Typewriters to Twitter: LeBreton retires
When Marjory LeBreton first entered the world of professional politics, she was a rarity.
Not because she was a woman — it was mostly women behind the manual typewriters at the Progressive Conservative party headquarters in 1962.
It’s because she was a working mother.
“I was the only working mom on my street,’’ said LeBreton, who retires from the Senate this week upon her 75th birthday.
“Women at that time — when they were working, people thought your husband was a laggard. I worked because I wanted to work. I couldn’t imagine not working outside the home.’’
As LeBreton contemplates her next steps after more than five decades of work on and around Parliament Hill, she’s says she’s just leaving the Senate, not “checking out of life.’’
There’s one thing she knows she won’t do — sign up for Twitter.
Technology has changed politics more than anything else and not necessarily for the better, LeBreton said in a wide-ranging interview with The Canadian Press.
The instantaneous nature of communication has seen politicians lose focus on their voters and on long-term planning, caught up instead by the flashmob mentality a single social media post can create.

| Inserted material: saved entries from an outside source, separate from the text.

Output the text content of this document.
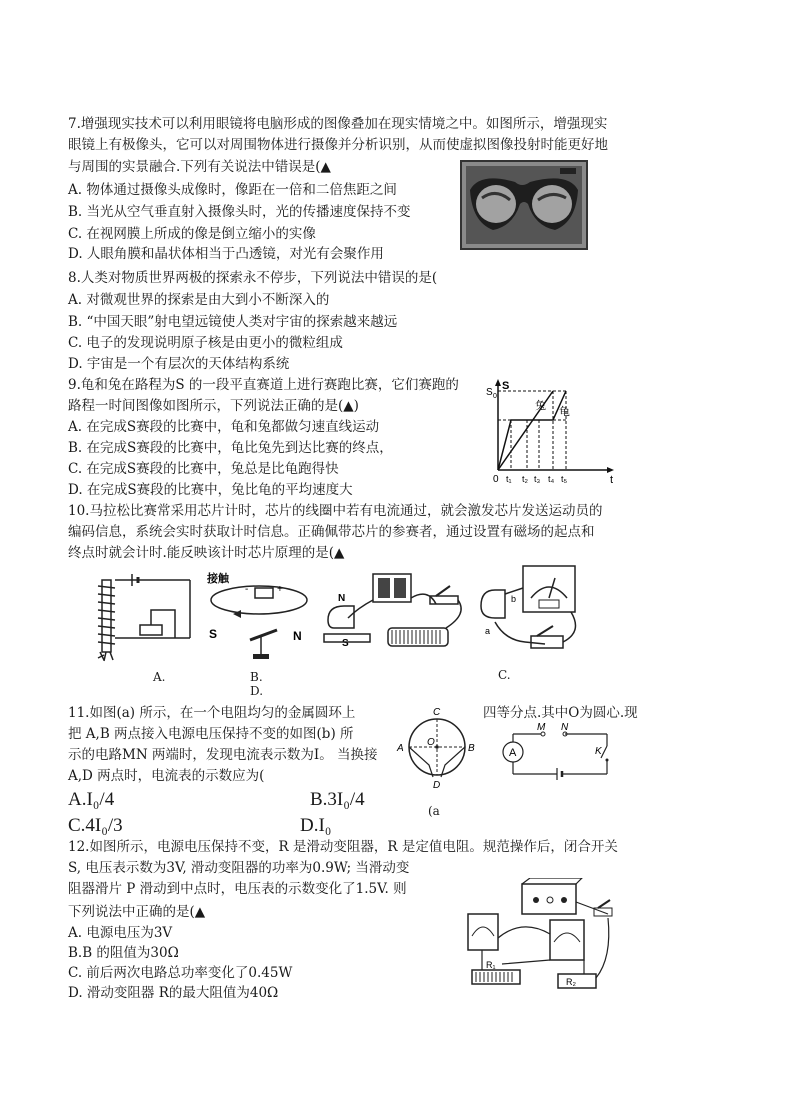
7.增强现实技术可以利用眼镜将电脑形成的图像叠加在现实情境之中。如图所示，增强现实
眼镜上有极像头，它可以对周围物体进行摄像并分析识别，从而使虚拟图像投射时能更好地
与周围的实景融合.下列有关说法中错误是(▲
A. 物体通过摄像头成像时，像距在一倍和二倍焦距之间
B. 当光从空气垂直射入摄像头时，光的传播速度保持不变
C. 在视网膜上所成的像是倒立缩小的实像
D. 人眼角膜和晶状体相当于凸透镜，对光有会聚作用
8.人类对物质世界两极的探索永不停步，下列说法中错误的是(
A. 对微观世界的探索是由大到小不断深入的
B. “中国天眼”射电望远镜使人类对宇宙的探索越来越远
C. 电子的发现说明原子核是由更小的微粒组成
D. 宇宙是一个有层次的天体结构系统
9.龟和兔在路程为S 的一段平直赛道上进行赛跑比赛，它们赛跑的
路程一时间图像如图所示，下列说法正确的是(▲)
A. 在完成S赛段的比赛中，龟和兔都做匀速直线运动
B. 在完成S赛段的比赛中，龟比兔先到达比赛的终点，
C. 在完成S赛段的比赛中，兔总是比龟跑得快
D. 在完成S赛段的比赛中，兔比龟的平均速度大
S
S 0
t
0 t₁ t₂ t₃ t₄ t₅
兔 龟
10.马拉松比赛常采用芯片计时，芯片的线圈中若有电流通过，就会激发芯片发送运动员的
编码信息，系统会实时获取计时信息。正确佩带芯片的参赛者，通过设置有磁场的起点和
终点时就会计时.能反映该计时芯片原理的是(▲
A.
接触
+
-
S	N
B.
D.
N
S
b
a
C.
11.如图(a) 所示，在一个电阻均匀的金属圆环上	四等分点.其中O为圆心.现
把 A,B 两点接入电源电压保持不变的如图(b) 所
示的电路MN 两端时，发现电流表示数为I。 当换接
A,D 两点时，电流表的示数应为(
A.I₀/4	B.3I₀/4
C.4I₀/3	D.I₀
C
A
O
B
D
(a
M N
A	K
12.如图所示，电源电压保持不变，R 是滑动变阻器，R 是定值电阻。规范操作后，闭合开关
S, 电压表示数为3V, 滑动变阻器的功率为0.9W; 当滑动变
阻器滑片 P 滑动到中点时，电压表的示数变化了1.5V. 则
下列说法中正确的是(▲
A. 电源电压为3V
B.B 的阻值为30Ω
C. 前后两次电路总功率变化了0.45W
D. 滑动变阻器 R的最大阻值为40Ω
R₁
R₂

It’s a far cry from her days riding the campaign rails with John Diefenbaker and then Robert Stanfield, where people would come out to see the candidate in part because it was something to do.
“It’s taken away some of the personality of politics and the personal contact and the personal associations people come to have.’’
Though LeBreton started out in the party’s secretarial pool, she climbed up the ladder of political power steadily — mindful always, she said, that such a climb could be treacherous for a woman.